# In triangle ABC, angle ABC=15 degrees, angle ACB=30 degrees, AD is the median to side BC, A-D-C. angle BAD=?

**Answer**

We will use the Sine Rule.

In triangle ABD,

AD / sin(ABD) = BD / sin(BAD)

So

AD / BD = sin(ABD) / sin(BAD)

In triangle ADC,

AD / sin(ACD) = CD / sin(CAD)

and AD / CD = sin(ACD) / sin(CAD)

Since BD = CD, ( because D is median in BC ),

implies AD/BD = AD/CD, thus

sin(ABD) / sin(BAD) = sin(ACD) / sin(CAD)

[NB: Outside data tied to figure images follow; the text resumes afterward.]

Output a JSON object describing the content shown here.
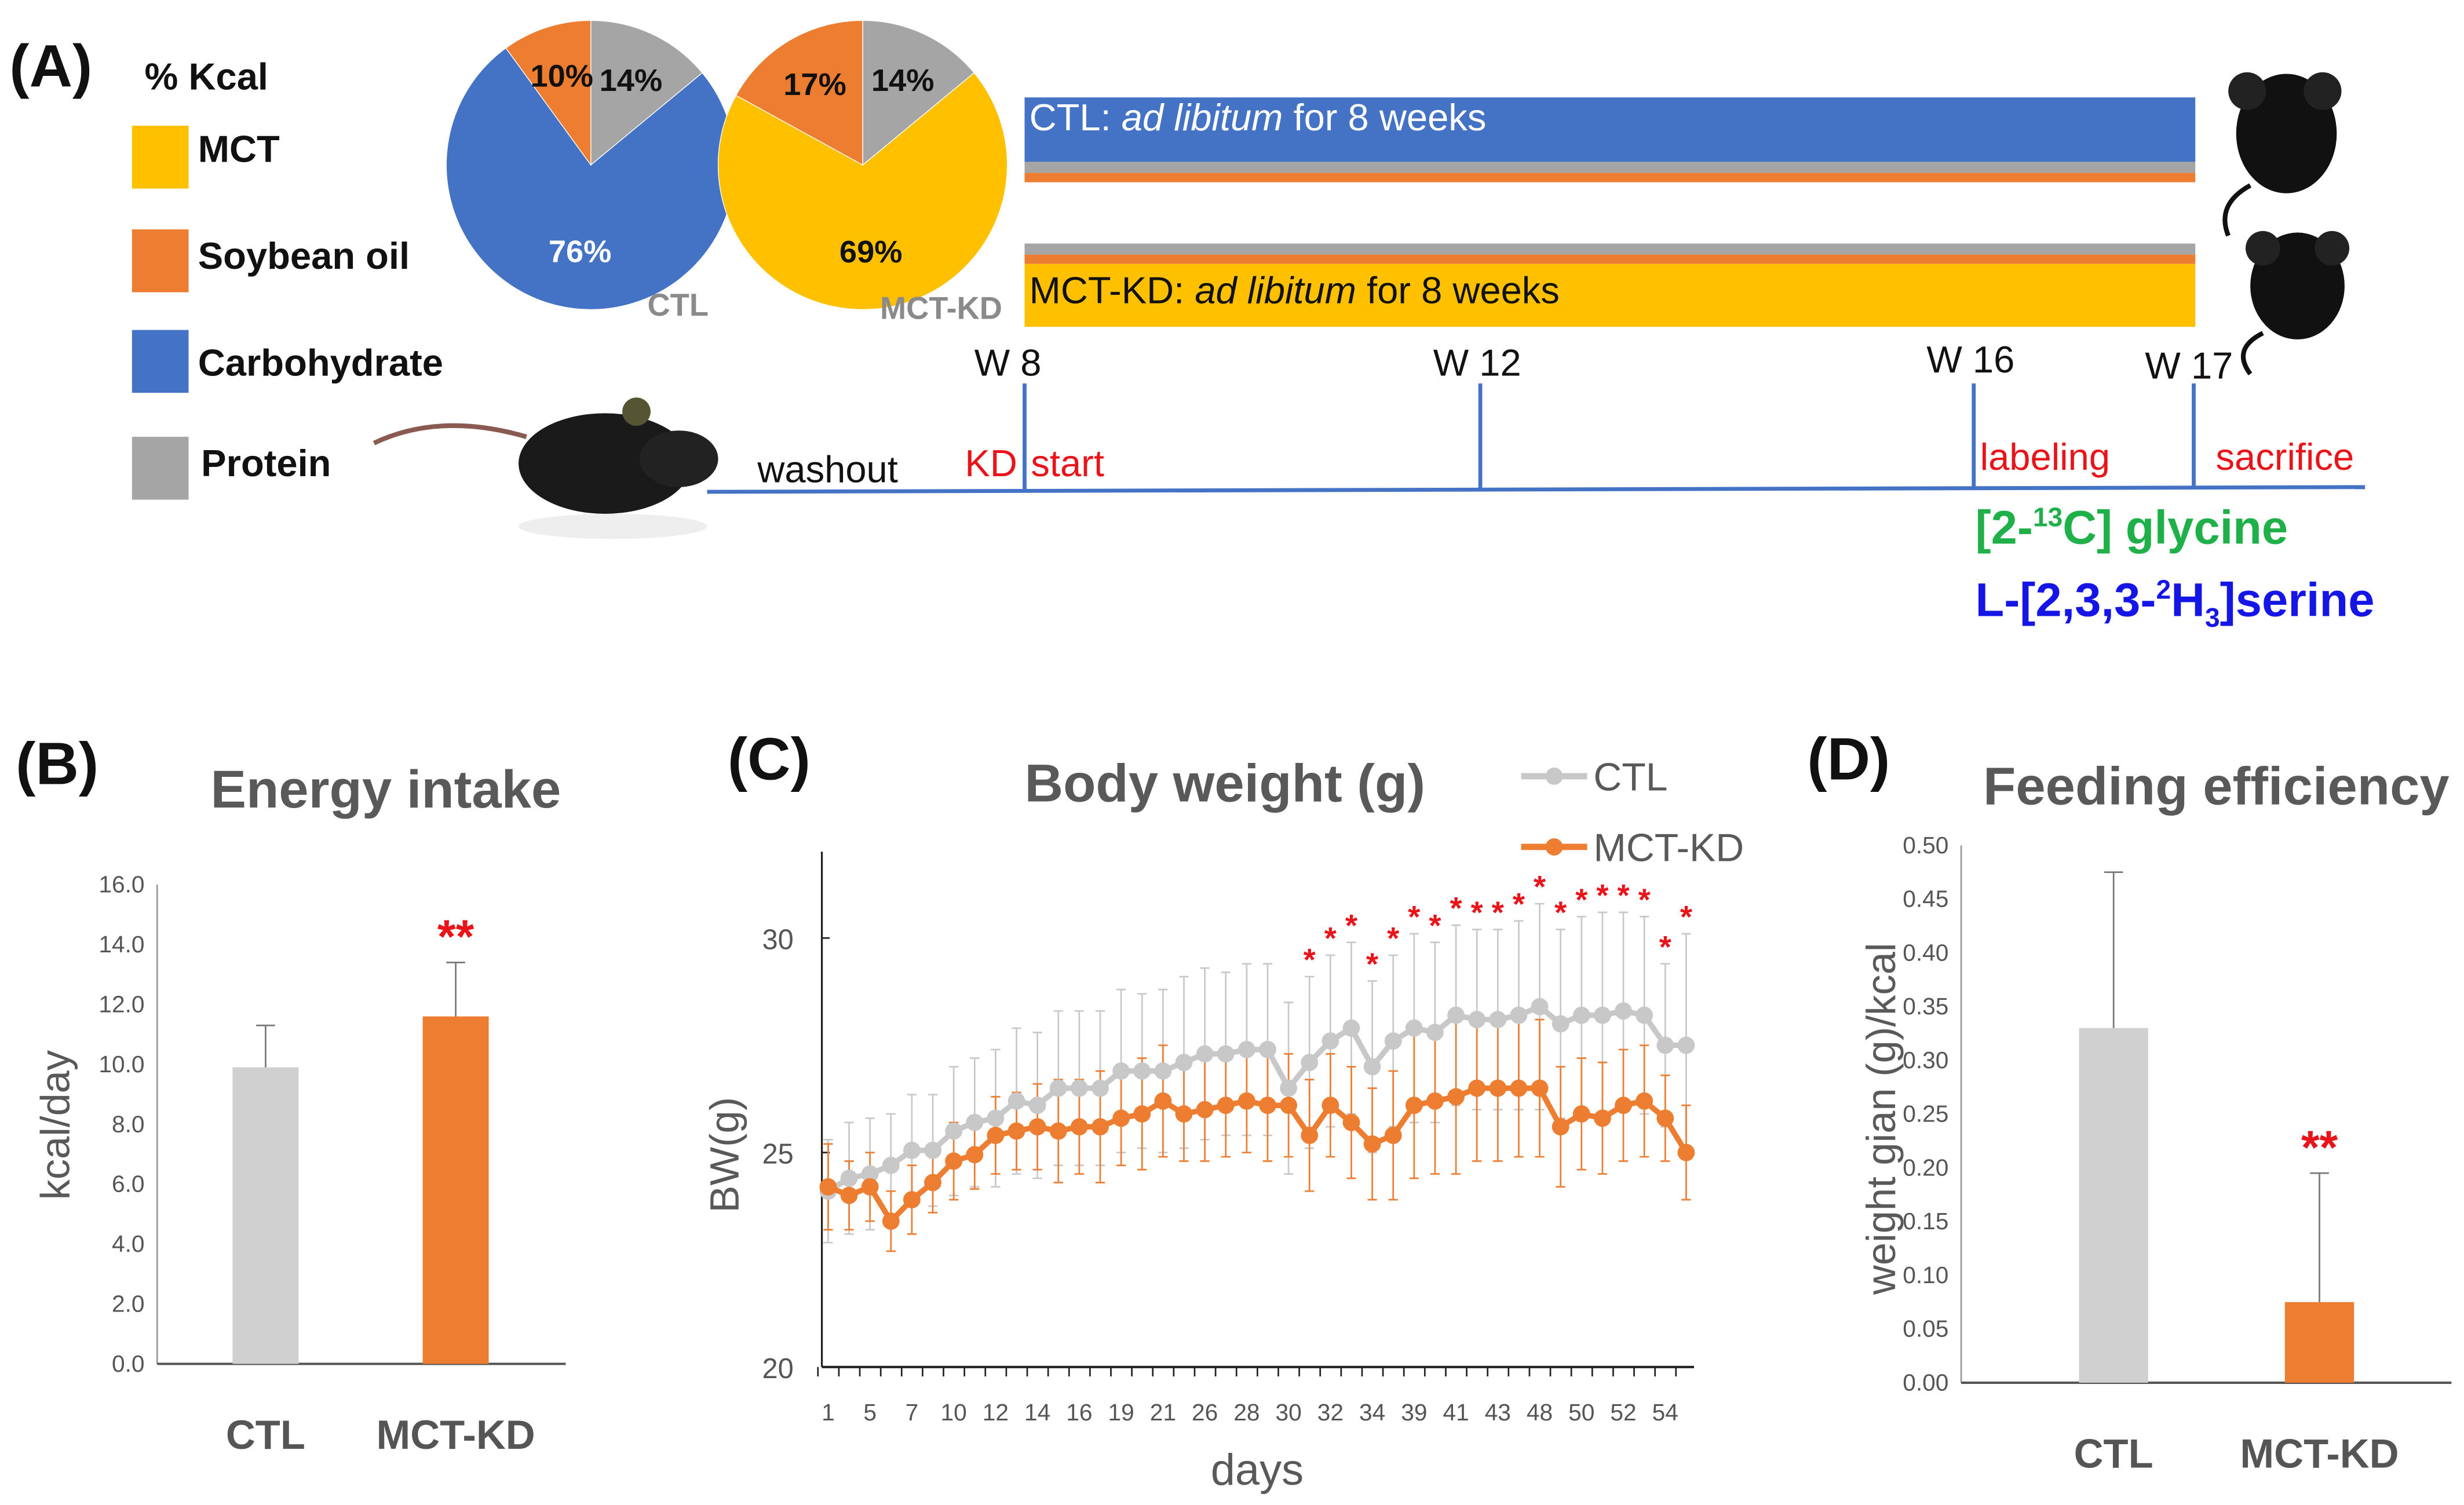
{
  "panelA": {
    "label": "(A)",
    "legend_title": "% Kcal",
    "legend": [
      {
        "name": "MCT",
        "color": "#ffc000"
      },
      {
        "name": "Soybean oil",
        "color": "#ed7d31"
      },
      {
        "name": "Carbohydrate",
        "color": "#4472c4"
      },
      {
        "name": "Protein",
        "color": "#a5a5a5"
      }
    ],
    "pies": [
      {
        "name": "CTL",
        "slices": [
          {
            "label": "14%",
            "value": 14,
            "color": "#a5a5a5"
          },
          {
            "label": "76%",
            "value": 76,
            "color": "#4472c4"
          },
          {
            "label": "10%",
            "value": 10,
            "color": "#ed7d31"
          }
        ]
      },
      {
        "name": "MCT-KD",
        "slices": [
          {
            "label": "14%",
            "value": 14,
            "color": "#a5a5a5"
          },
          {
            "label": "69%",
            "value": 69,
            "color": "#ffc000"
          },
          {
            "label": "17%",
            "value": 17,
            "color": "#ed7d31"
          }
        ]
      }
    ],
    "ctl_bar": {
      "prefix": "CTL: ",
      "italic": "ad libitum",
      "suffix": " for 8 weeks"
    },
    "kd_bar": {
      "prefix": "MCT-KD: ",
      "italic": "ad libitum",
      "suffix": " for 8 weeks"
    },
    "timeline": {
      "weeks": [
        "W 8",
        "W 12",
        "W 16",
        "W 17"
      ],
      "washout": "washout",
      "kd": "KD",
      "start": "start",
      "labeling": "labeling",
      "sacrifice": "sacrifice",
      "tracer1": {
        "pre": "[2-",
        "sup": "13",
        "post": "C] glycine"
      },
      "tracer2": {
        "pre": "L-[2,3,3-",
        "sup": "2",
        "mid": "H",
        "sub": "3",
        "post": "]serine"
      }
    }
  },
  "chart_data": [
    {
      "id": "B",
      "panel_label": "(B)",
      "type": "bar",
      "title": "Energy intake",
      "xlabel": "",
      "ylabel": "kcal/day",
      "categories": [
        "CTL",
        "MCT-KD"
      ],
      "values": [
        9.9,
        11.6
      ],
      "errors": [
        1.4,
        1.8
      ],
      "colors": [
        "#d0d0d0",
        "#ed7d31"
      ],
      "significance": [
        "",
        "**"
      ],
      "ylim": [
        0,
        16
      ],
      "yticks": [
        "0.0",
        "2.0",
        "4.0",
        "6.0",
        "8.0",
        "10.0",
        "12.0",
        "14.0",
        "16.0"
      ]
    },
    {
      "id": "C",
      "panel_label": "(C)",
      "type": "line",
      "title": "Body weight (g)",
      "xlabel": "days",
      "ylabel": "BW(g)",
      "ylim": [
        20,
        32
      ],
      "yticks": [
        "20",
        "25",
        "30"
      ],
      "xtick_labels": [
        "1",
        "",
        "5",
        "",
        "7",
        "",
        "10",
        "",
        "12",
        "",
        "14",
        "",
        "16",
        "",
        "19",
        "",
        "21",
        "",
        "26",
        "",
        "28",
        "",
        "30",
        "",
        "32",
        "",
        "34",
        "",
        "39",
        "",
        "41",
        "",
        "43",
        "",
        "48",
        "",
        "50",
        "",
        "52",
        "",
        "54",
        ""
      ],
      "legend": "top-right",
      "series": [
        {
          "name": "CTL",
          "color": "#c8c8c8",
          "values": [
            24.1,
            24.4,
            24.5,
            24.7,
            25.05,
            25.05,
            25.5,
            25.7,
            25.8,
            26.2,
            26.1,
            26.5,
            26.5,
            26.5,
            26.9,
            26.9,
            26.9,
            27.1,
            27.3,
            27.3,
            27.4,
            27.4,
            26.5,
            27.1,
            27.6,
            27.9,
            27.0,
            27.6,
            27.9,
            27.8,
            28.2,
            28.1,
            28.1,
            28.2,
            28.4,
            28.0,
            28.2,
            28.2,
            28.3,
            28.2,
            27.5,
            27.5
          ],
          "errors": [
            1.2,
            1.3,
            1.3,
            1.2,
            1.3,
            1.3,
            1.5,
            1.5,
            1.6,
            1.7,
            1.7,
            1.8,
            1.8,
            1.8,
            1.9,
            1.8,
            1.9,
            2.0,
            2.0,
            1.9,
            2.0,
            2.0,
            2.0,
            2.0,
            2.0,
            2.0,
            2.0,
            2.0,
            2.2,
            2.1,
            2.1,
            2.1,
            2.1,
            2.2,
            2.4,
            2.2,
            2.3,
            2.4,
            2.3,
            2.3,
            1.9,
            2.6
          ]
        },
        {
          "name": "MCT-KD",
          "color": "#ed7d31",
          "values": [
            24.2,
            24.0,
            24.2,
            23.4,
            23.9,
            24.3,
            24.8,
            24.95,
            25.4,
            25.5,
            25.6,
            25.5,
            25.6,
            25.6,
            25.8,
            25.9,
            26.2,
            25.9,
            26.0,
            26.1,
            26.2,
            26.1,
            26.1,
            25.4,
            26.1,
            25.7,
            25.2,
            25.4,
            26.1,
            26.2,
            26.3,
            26.5,
            26.5,
            26.5,
            26.5,
            25.6,
            25.9,
            25.8,
            26.1,
            26.2,
            25.8,
            25.0
          ],
          "errors": [
            1.0,
            0.8,
            0.8,
            0.7,
            0.8,
            0.7,
            0.9,
            0.8,
            0.9,
            0.9,
            1.0,
            1.2,
            1.1,
            1.3,
            1.1,
            1.3,
            1.3,
            1.1,
            1.2,
            1.2,
            1.2,
            1.3,
            1.2,
            1.3,
            1.2,
            1.3,
            1.3,
            1.5,
            1.7,
            1.7,
            1.8,
            1.7,
            1.7,
            1.6,
            1.6,
            1.4,
            1.3,
            1.3,
            1.3,
            1.3,
            1.0,
            1.1
          ]
        }
      ],
      "significant_indices": [
        23,
        24,
        25,
        26,
        27,
        28,
        29,
        30,
        31,
        32,
        33,
        34,
        35,
        36,
        37,
        38,
        39,
        40,
        41
      ],
      "significance_mark": "*"
    },
    {
      "id": "D",
      "panel_label": "(D)",
      "type": "bar",
      "title": "Feeding efficiency",
      "xlabel": "",
      "ylabel": "weight gian (g)/kcal",
      "categories": [
        "CTL",
        "MCT-KD"
      ],
      "values": [
        0.33,
        0.075
      ],
      "errors": [
        0.145,
        0.12
      ],
      "colors": [
        "#d0d0d0",
        "#ed7d31"
      ],
      "significance": [
        "",
        "**"
      ],
      "ylim": [
        0,
        0.5
      ],
      "yticks": [
        "0.00",
        "0.05",
        "0.10",
        "0.15",
        "0.20",
        "0.25",
        "0.30",
        "0.35",
        "0.40",
        "0.45",
        "0.50"
      ]
    }
  ]
}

and also BAC = 180 – ABC – ACB = 180 – 15 – 30 = 135.

sin ( ACD ) = sin (30) = 0.5

sin (ABD ) = sin (15) = 0.2588

This yields in the above,

sin(ABD) / sin(BAD) = sin(ACD) / sin(CAD) becomes,

sin(CAD)/sin(BAD) = sin(ACD) / sin(ABD)

sin(CAD)/sin(BAD) = 0.5 / 0.2588 = 1.932 ( roughly ). .. ..(1)

Also,

sin(CAD) = sin ( BAC – BAD )

sin(CAD) = sin ( 135 – BAD )

sin(CAD) = sin(135) cos(BAD) – cos(135) sin ( BAD )

Now, sin ( 135 ) = 0.7071 and cos 135 = – 0.7071. so,

sin(CAD) = sin(135) cos(BAD) – cos(135) sin ( BAD )

sin(CAD) = ( 0.7071) cos(BAD) + ( 0.7071 ) sin ( BAD )

sin(CAD) = ( 0.7071) cos(BAD) + ( 0.7071 ) sin ( BAD ) … (2)

Put (2) into (1) to get ,

[( 0.7071) cos(BAD) + ( 0.7071 ) sin ( BAD )] /sin(BAD)

= 1.932 , That is,

cos(BAD) + sin (BAD) = 2.7323 sin(BAD)

That is,

1.7323 sin(BAD) = cos(BAD)

sin(BAD) / cos(BAD) = 1.7323

Tan (BAD) = 1.7323 [ because sinx / cosx = tan x ]

BAD = Tan^(-1) 1.7323 = 60 degrees ( approximately ).